Sunday, October 16, 2011

inspiration: clare newberry

Lately, I have taken to collecting Clare Newberry books. The first, Mittens, I discovered by chance at Tacoma Book Center while sorting through used books over a lunch break. While the story itself is terrific, I (of course) was absolutely smitten with the illustrations. I guess it wasn't just because, as a little girl, I was smitten with kittens. The New York Times also praised the book, calling Mittens' 1936 ink drawings "the very best cat pictures that have ever been made." High praise for something so humble as cats.

I went back to the Book Center some time later with a friend and discovered Barkis, which won the Caldecott Honor in 1938. The charcoal, pencil and watercolor wash illustrations are so breathtaking.

I love coming across the old and wonderful by chance. Both of these books were published when a loaf of bread cost eight cents, our country was lingering between wars, and the depression was still underway.
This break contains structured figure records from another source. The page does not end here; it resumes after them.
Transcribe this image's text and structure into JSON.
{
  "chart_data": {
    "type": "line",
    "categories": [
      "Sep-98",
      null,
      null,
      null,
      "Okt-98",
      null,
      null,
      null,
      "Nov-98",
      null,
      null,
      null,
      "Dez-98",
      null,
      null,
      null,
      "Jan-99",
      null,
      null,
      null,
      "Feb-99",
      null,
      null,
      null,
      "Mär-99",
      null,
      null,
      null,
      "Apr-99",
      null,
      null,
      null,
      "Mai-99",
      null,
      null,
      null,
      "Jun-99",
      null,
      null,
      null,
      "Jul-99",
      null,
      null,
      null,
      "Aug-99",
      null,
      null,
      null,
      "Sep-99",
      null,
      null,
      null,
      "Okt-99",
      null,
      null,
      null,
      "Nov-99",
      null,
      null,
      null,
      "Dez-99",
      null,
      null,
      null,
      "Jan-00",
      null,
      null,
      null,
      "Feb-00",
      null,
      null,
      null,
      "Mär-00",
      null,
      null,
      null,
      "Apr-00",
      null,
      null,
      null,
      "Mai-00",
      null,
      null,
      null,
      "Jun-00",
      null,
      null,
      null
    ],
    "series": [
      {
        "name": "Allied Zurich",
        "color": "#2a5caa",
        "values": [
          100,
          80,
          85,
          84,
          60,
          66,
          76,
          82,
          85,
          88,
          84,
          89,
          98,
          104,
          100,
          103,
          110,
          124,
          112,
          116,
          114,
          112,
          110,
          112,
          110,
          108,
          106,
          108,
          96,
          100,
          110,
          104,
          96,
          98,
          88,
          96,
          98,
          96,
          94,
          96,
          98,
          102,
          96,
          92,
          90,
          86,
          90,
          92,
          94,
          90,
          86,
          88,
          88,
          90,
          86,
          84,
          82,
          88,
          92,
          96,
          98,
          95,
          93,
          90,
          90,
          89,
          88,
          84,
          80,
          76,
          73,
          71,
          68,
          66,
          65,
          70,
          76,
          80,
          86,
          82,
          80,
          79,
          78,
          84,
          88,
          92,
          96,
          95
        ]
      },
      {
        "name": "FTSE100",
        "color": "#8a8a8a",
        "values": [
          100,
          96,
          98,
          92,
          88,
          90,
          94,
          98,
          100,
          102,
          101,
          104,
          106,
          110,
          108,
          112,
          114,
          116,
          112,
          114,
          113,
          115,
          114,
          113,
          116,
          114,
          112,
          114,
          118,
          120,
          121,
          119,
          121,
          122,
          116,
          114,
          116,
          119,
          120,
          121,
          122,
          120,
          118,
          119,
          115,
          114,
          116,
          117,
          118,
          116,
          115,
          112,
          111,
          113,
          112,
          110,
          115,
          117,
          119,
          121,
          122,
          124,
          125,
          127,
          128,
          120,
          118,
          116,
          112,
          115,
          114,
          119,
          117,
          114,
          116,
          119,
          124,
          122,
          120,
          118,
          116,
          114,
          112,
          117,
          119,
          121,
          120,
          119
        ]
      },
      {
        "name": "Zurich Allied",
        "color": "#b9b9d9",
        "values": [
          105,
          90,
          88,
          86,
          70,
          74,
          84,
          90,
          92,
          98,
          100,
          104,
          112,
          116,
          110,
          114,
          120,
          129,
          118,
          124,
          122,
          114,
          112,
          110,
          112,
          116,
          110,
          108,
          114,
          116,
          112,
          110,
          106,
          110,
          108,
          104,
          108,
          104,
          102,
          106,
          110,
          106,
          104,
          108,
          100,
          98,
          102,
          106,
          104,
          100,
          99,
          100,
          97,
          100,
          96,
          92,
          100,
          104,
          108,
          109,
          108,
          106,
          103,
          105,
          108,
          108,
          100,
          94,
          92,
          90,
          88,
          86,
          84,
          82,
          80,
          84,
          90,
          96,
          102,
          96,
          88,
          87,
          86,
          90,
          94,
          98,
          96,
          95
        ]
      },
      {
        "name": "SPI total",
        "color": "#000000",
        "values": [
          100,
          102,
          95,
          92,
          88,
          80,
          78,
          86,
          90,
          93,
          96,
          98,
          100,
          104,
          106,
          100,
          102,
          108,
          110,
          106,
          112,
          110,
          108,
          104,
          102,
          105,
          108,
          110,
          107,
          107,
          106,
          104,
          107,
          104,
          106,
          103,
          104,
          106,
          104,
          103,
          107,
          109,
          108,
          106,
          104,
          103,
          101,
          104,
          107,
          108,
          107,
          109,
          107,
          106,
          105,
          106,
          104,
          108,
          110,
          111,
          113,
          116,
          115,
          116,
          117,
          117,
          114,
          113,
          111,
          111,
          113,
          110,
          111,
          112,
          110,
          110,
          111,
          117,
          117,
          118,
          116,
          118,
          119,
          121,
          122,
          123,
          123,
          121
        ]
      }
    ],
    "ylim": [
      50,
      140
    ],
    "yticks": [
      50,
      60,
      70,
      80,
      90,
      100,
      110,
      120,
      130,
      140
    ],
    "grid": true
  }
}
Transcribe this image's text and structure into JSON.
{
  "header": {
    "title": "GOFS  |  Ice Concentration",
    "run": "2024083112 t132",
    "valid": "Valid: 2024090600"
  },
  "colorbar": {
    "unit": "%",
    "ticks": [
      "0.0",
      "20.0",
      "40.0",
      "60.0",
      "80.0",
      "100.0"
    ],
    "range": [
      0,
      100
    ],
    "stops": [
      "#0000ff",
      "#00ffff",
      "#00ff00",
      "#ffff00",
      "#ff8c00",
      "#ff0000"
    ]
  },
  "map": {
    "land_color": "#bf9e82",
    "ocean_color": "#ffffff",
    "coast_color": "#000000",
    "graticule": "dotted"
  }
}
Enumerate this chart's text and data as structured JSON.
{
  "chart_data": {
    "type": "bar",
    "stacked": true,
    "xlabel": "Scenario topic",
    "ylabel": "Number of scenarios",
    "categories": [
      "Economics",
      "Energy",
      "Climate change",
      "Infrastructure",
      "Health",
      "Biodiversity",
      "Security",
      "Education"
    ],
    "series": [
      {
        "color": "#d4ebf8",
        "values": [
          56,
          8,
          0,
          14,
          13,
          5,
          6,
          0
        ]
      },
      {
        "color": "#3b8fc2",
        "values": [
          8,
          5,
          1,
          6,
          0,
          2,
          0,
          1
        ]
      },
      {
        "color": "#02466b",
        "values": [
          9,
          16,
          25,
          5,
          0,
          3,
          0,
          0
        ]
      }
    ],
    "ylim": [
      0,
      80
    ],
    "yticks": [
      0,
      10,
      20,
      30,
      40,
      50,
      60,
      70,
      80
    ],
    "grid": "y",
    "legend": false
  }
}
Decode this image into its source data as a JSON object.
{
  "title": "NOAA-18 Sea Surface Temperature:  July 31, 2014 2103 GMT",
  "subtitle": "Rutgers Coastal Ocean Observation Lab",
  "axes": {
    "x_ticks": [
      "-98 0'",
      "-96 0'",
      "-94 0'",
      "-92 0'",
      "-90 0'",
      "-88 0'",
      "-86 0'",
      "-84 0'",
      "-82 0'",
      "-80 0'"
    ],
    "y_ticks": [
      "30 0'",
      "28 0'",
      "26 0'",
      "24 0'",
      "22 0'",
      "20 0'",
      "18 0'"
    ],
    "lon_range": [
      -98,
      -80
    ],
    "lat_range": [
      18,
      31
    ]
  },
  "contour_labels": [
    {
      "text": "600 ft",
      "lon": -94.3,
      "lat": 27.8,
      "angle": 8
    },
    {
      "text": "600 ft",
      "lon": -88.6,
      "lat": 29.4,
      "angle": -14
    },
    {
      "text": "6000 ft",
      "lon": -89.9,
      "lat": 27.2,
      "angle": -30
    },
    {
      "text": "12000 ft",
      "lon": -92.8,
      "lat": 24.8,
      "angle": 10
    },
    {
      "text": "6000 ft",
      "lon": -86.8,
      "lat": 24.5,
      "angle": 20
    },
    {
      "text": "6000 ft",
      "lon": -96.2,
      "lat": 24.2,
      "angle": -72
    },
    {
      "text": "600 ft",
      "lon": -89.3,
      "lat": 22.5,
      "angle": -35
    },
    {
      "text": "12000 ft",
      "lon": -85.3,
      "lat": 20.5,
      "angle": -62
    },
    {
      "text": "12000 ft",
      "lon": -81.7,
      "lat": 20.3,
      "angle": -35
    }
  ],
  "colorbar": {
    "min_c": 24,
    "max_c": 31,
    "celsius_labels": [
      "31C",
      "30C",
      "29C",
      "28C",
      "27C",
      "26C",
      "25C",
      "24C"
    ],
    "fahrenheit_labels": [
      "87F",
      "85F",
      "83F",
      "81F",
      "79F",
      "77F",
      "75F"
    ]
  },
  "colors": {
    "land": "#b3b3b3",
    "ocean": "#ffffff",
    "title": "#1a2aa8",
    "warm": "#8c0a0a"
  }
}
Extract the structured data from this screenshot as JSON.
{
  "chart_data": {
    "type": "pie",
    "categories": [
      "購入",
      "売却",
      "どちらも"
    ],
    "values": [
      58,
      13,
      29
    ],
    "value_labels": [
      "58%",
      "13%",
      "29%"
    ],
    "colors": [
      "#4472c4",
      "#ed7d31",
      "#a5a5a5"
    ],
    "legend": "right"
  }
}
Come to think of it, things don't feel much different to me now, except for the part about bread, and the fact that the vast majority of children's book art isn't what it used to be.

While the art may truly suit the text, I have found that so many of today's children's book illustrations are ugly, gestural, angular, loud, and otherwise unlovely - really, unloved, if that's not too far a stretch - and they don't ask for more than a quick flip through. What I love about Clare Newberry's illustrations is the obvious time, talent, and pure joy of seeing poured into them. Although Newberry's pictures are simple, they tell so much, evidencing hours of practice and of studying the minute details until the characters came alive.

While I don't think that realism is the best and only style, I do believe that Newberry's commitment to realism continues to say so much about persistence, and about truly seeing. I don't know that today's children have enough opportunities to absorb that message in such a captivating and disarming way.

So, when I see old books as lovely as these, I have to snatch them up, intend to read them to my children often, and hope that the visual messages sink in just as much as the stories.


Allie said...

Guh, cat illustrations... So so so cute.

Andrea said...

I know right?! I'm glad you appreciate them. Not everyone understands the importance of cat illustrations...

Jenny Anne said...

These are so beautiful! How have I missed them? I have to find them right now.

I simply love your perspective about children's book art, I couldn't agree more. They are innately curious, and they absorb EVERYTHING...why not expose them to as much beauty as possible?

Andrea said...

You simply must find them. There are so many amazing Newberry books. I am currently on the hunt for "Marshmallow" about a cat and a bunny who were buddies. Modeled from real life. What could be cuter?

Thank you for your kind words - means a lot coming from a mom. Sometimes I worry that I'm full of a lot of idealistic hot air that will eventually dissapate with the demands of actual child-raising and not just philosophizing. But I really do believe in exposing kids to as much beauty and truth as possible - it can only be good, right?!